Three months ago, the Glarners gave another $55,000 to Stenger’s 2018 reelection war chest, which as of October topped $1.1 million. As of October, about 9 percent of Stenger's $1.64 million in total contributions this election cycle have come from the Glarners, their Givco LLC or Mallard LLC.
The Partnership’s board voted to approve the tax credit allocation Wednesday evening. No one asked any questions. Board chairman Karlos Ramirez called it “a great project.”
Sheila Sweeney, CEO of the Partnership, said afterward that there hadn’t been any involvement from the county executive’s office.
She noted that the governing board of the Heartland Regional Investment Fund still needed to give the award final approval. It’s that entity and the Partnership that make the decisions on whom to award New Markets to, she said.
Sweeney pointed to the hundreds of jobs Charter Communications has added to its call center at the 122-acre site of the former shopping mall. The cable company says it has plans to grow employment there to 1,000, and a Menards hardware store anchors the commercial portion of the development.
Without the latest $6 million in New Markets tax credit support, the Glarners won’t be able to build 17,000 square feet of new retail space on the edge of the site or make tenant improvements in another 60,000 square-feet of space, according to Partnership documents.
The Partnership decided to increase the award from $8 million when the developers came back with a larger scope of work that included the retail space, which fronts the major roads. Currently, the office tenants are at the center of the site, surrounded by giant parking lots.
“This affords that development to have connectivity with the world around it,” Sweeney said.

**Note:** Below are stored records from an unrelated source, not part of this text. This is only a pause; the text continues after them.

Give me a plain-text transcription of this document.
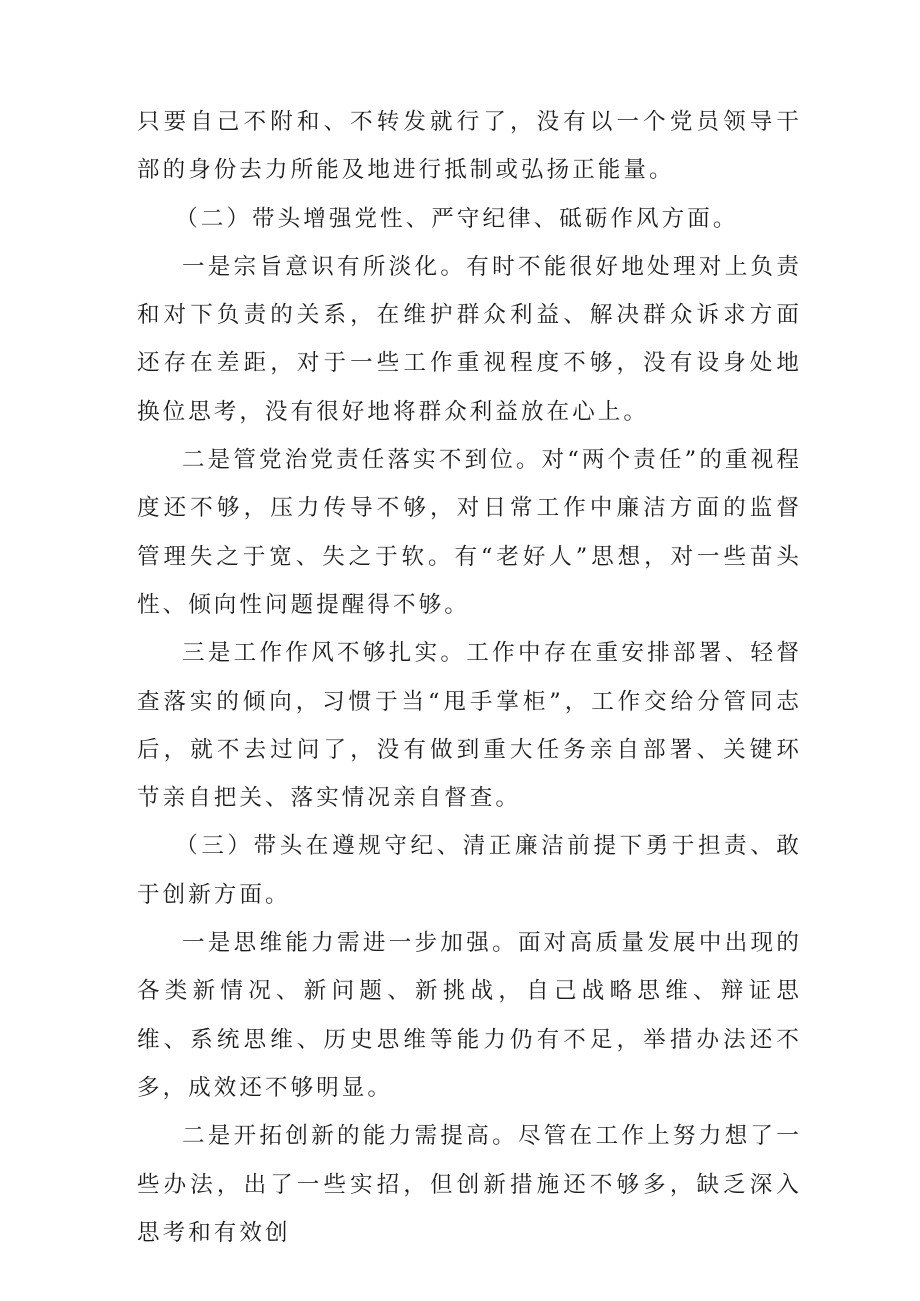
只要自己不附和、不转发就行了，没有以一个党员领导干部的身份去力所能及地进行抵制或弘扬正能量。

（二）带头增强党性、严守纪律、砥砺作风方面。

一是宗旨意识有所淡化。有时不能很好地处理对上负责和对下负责的关系，在维护群众利益、解决群众诉求方面还存在差距，对于一些工作重视程度不够，没有设身处地换位思考，没有很好地将群众利益放在心上。

二是管党治党责任落实不到位。对“两个责任”的重视程度还不够，压力传导不够，对日常工作中廉洁方面的监督管理失之于宽、失之于软。有“老好人”思想，对一些苗头性、倾向性问题提醒得不够。

三是工作作风不够扎实。工作中存在重安排部署、轻督查落实的倾向，习惯于当“甩手掌柜”，工作交给分管同志后，就不去过问了，没有做到重大任务亲自部署、关键环节亲自把关、落实情况亲自督查。

（三）带头在遵规守纪、清正廉洁前提下勇于担责、敢于创新方面。

一是思维能力需进一步加强。面对高质量发展中出现的各类新情况、新问题、新挑战，自己战略思维、辩证思维、系统思维、历史思维等能力仍有不足，举措办法还不多，成效还不够明显。

二是开拓创新的能力需提高。尽管在工作上努力想了一些办法，出了一些实招，但创新措施还不够多，缺乏深入思考和有效创
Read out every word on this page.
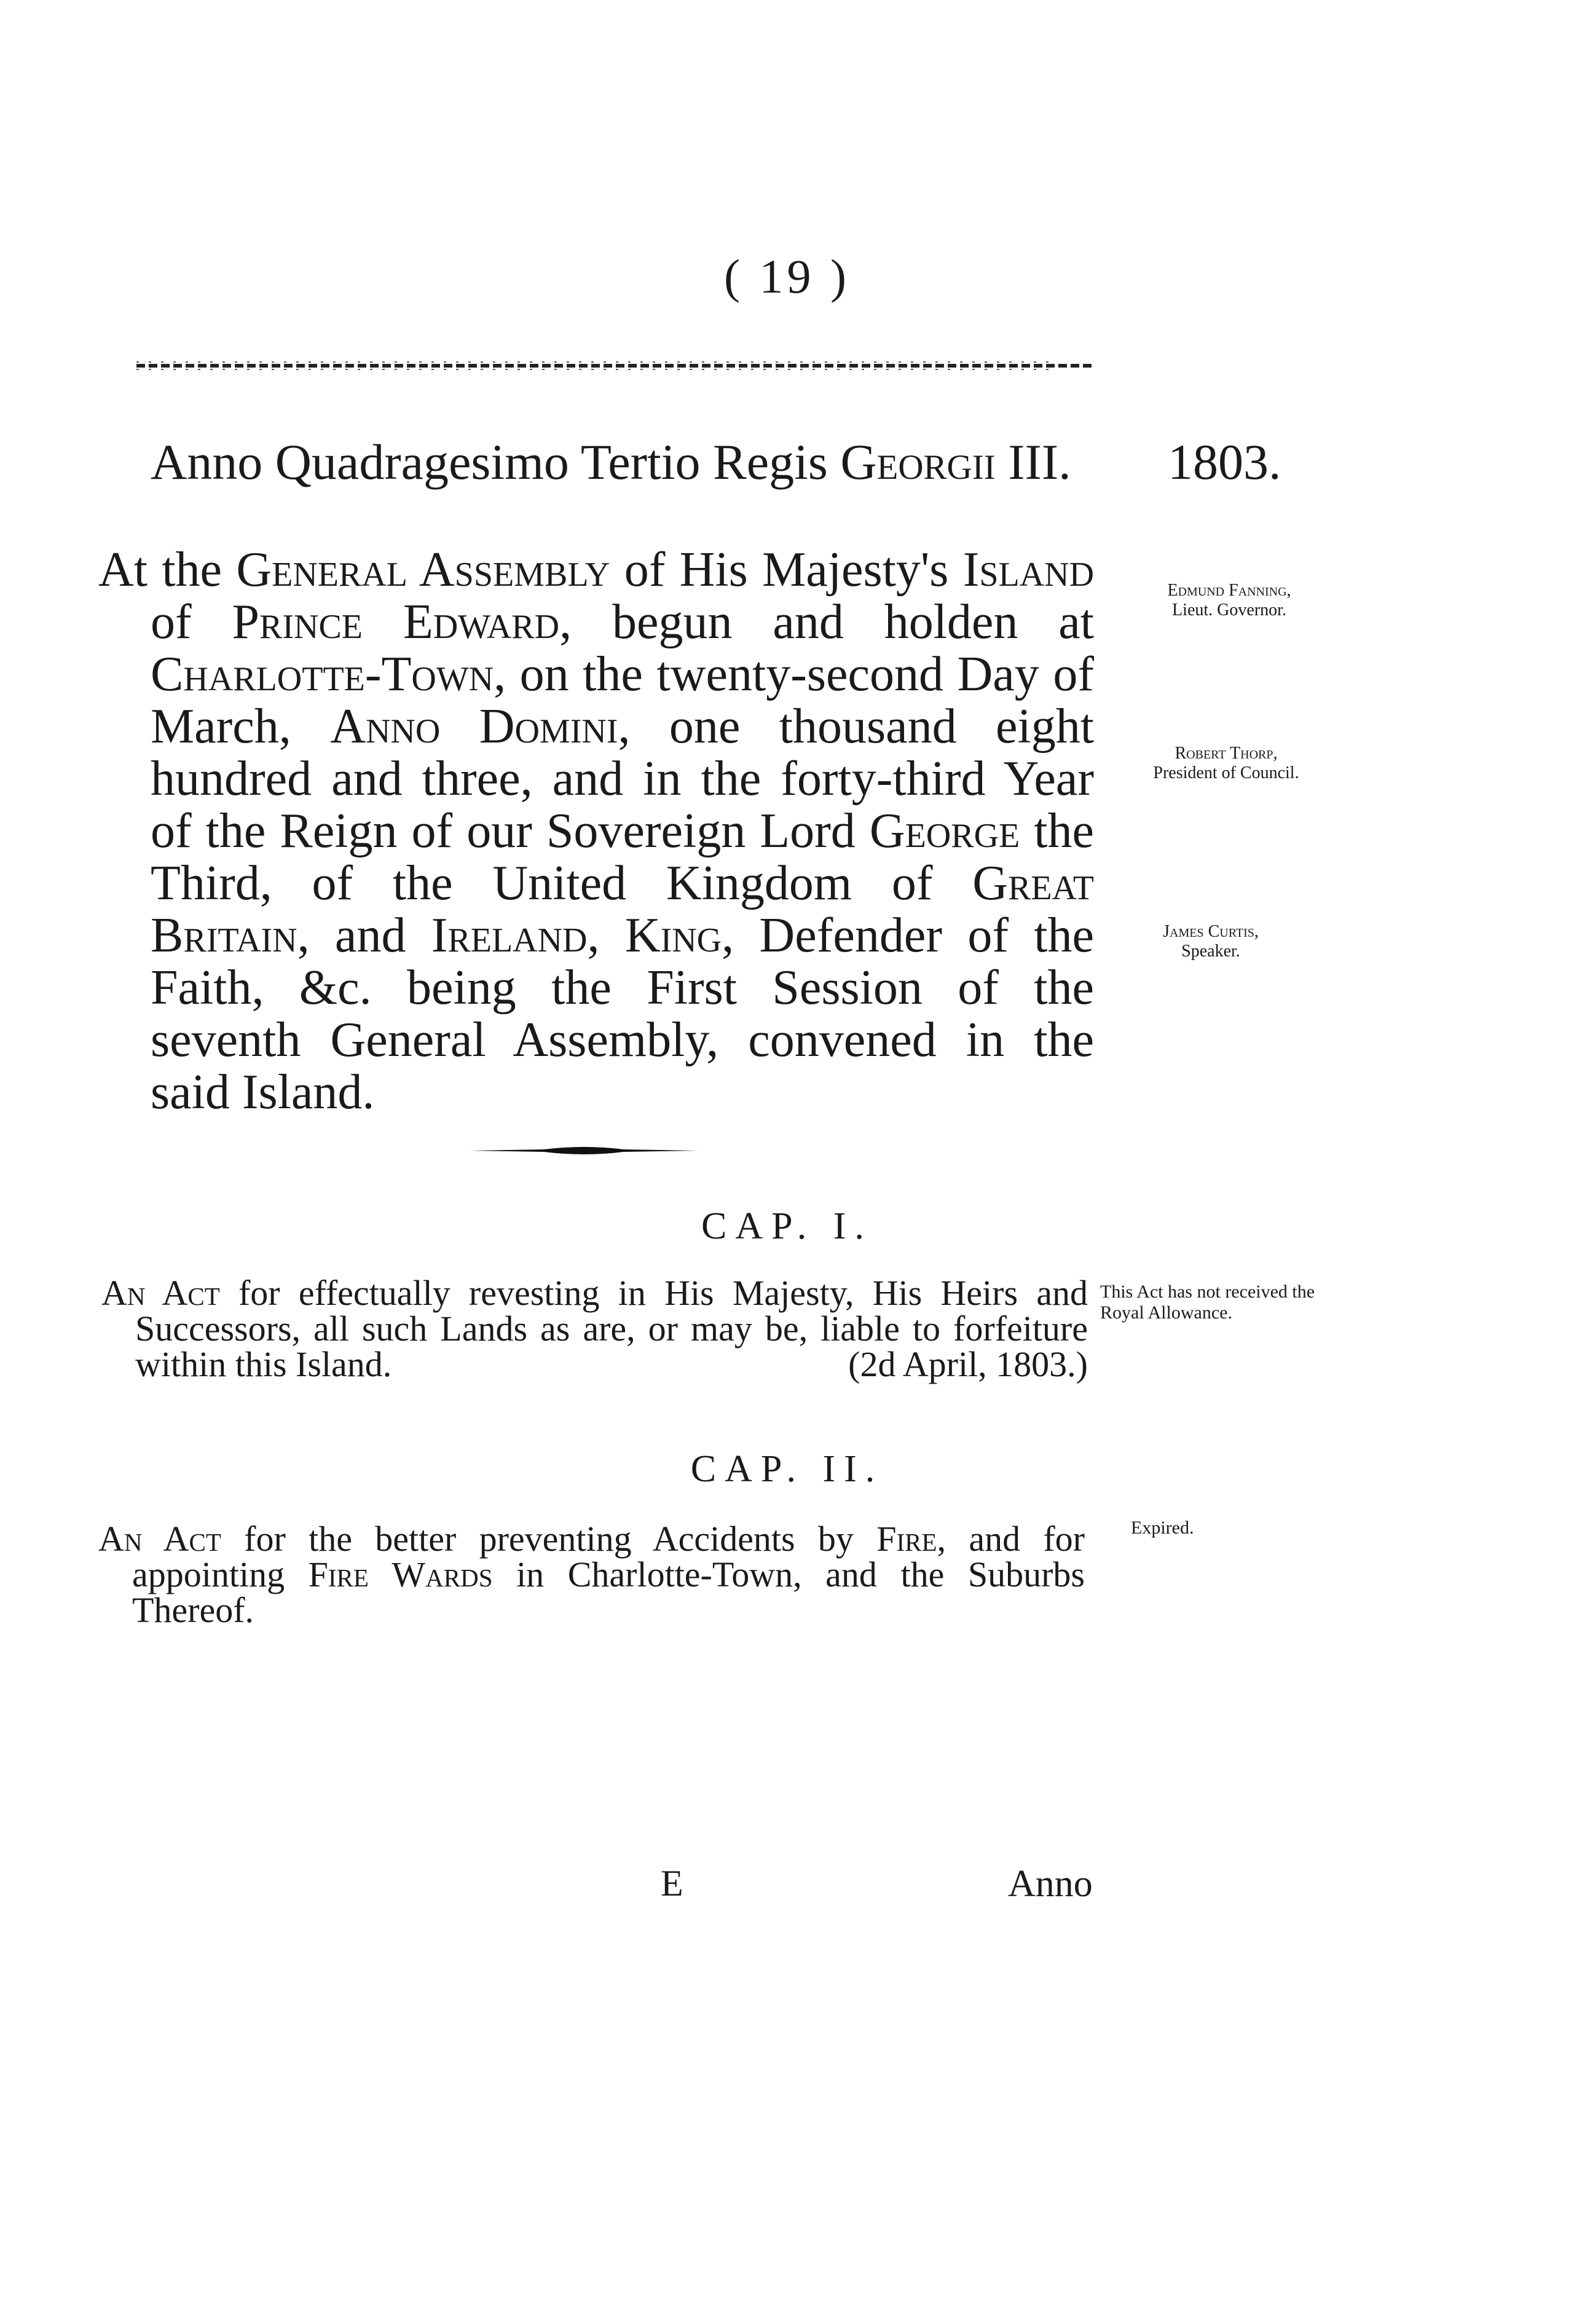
( 19 )
Anno Quadragesimo Tertio Regis Georgii III. 1803.

At the General Assembly of His Majesty's Island of Prince Edward, begun and holden at Charlotte-Town, on the twenty-second Day of March, Anno Domini, one thousand eight hundred and three, and in the forty-third Year of the Reign of our Sovereign Lord George the Third, of the United Kingdom of Great Britain, and Ireland, King, Defender of the Faith, &c. being the First Session of the seventh General Assembly, convened in the said Island.

Edmund Fanning,
Lieut. Governor.
Robert Thorp,
President of Council.
James Curtis,
Speaker.
CAP. I.

An Act for effectually revesting in His Majesty, His Heirs and Successors, all such Lands as are, or may be, liable to forfeiture within this Island.	(2d April, 1803.)

This Act has not received the Royal Allowance.
CAP. II.

An Act for the better preventing Accidents by Fire, and for appointing Fire Wards in Charlotte-Town, and the Suburbs Thereof.

Expired.
E	Anno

Low lease rates in St. Ann make the construction and operation of new retail space in the area “unsustainable,” the Partnership said in documents supporting the transaction. Potential tenants have balked at rents, and the additional allocation will allow the developers to “drive down the lease rates.”
It will also allow the Glarners to cut their debt in a loan from Great Southern Bank by about $2.2 million. An earlier financing plan with just the $8 million in New Markets contemplated a $3.77 million loan from the bank. Now, the Glarners will only need to borrow $1.5 million “further supporting the long-term success of the project,” the Partnership says in its staff report.
Bob Glarner did not immediately respond to a request for comment. A Stenger spokesman said the county executive’s office was not involved in the allocation of tax credits for the project.
Editor's Note: This article has been updated to correct the percentage of campaign contributions that St. Louis County Executive Steve Stenger has collected from entities affiliated with Robert and David Glarner.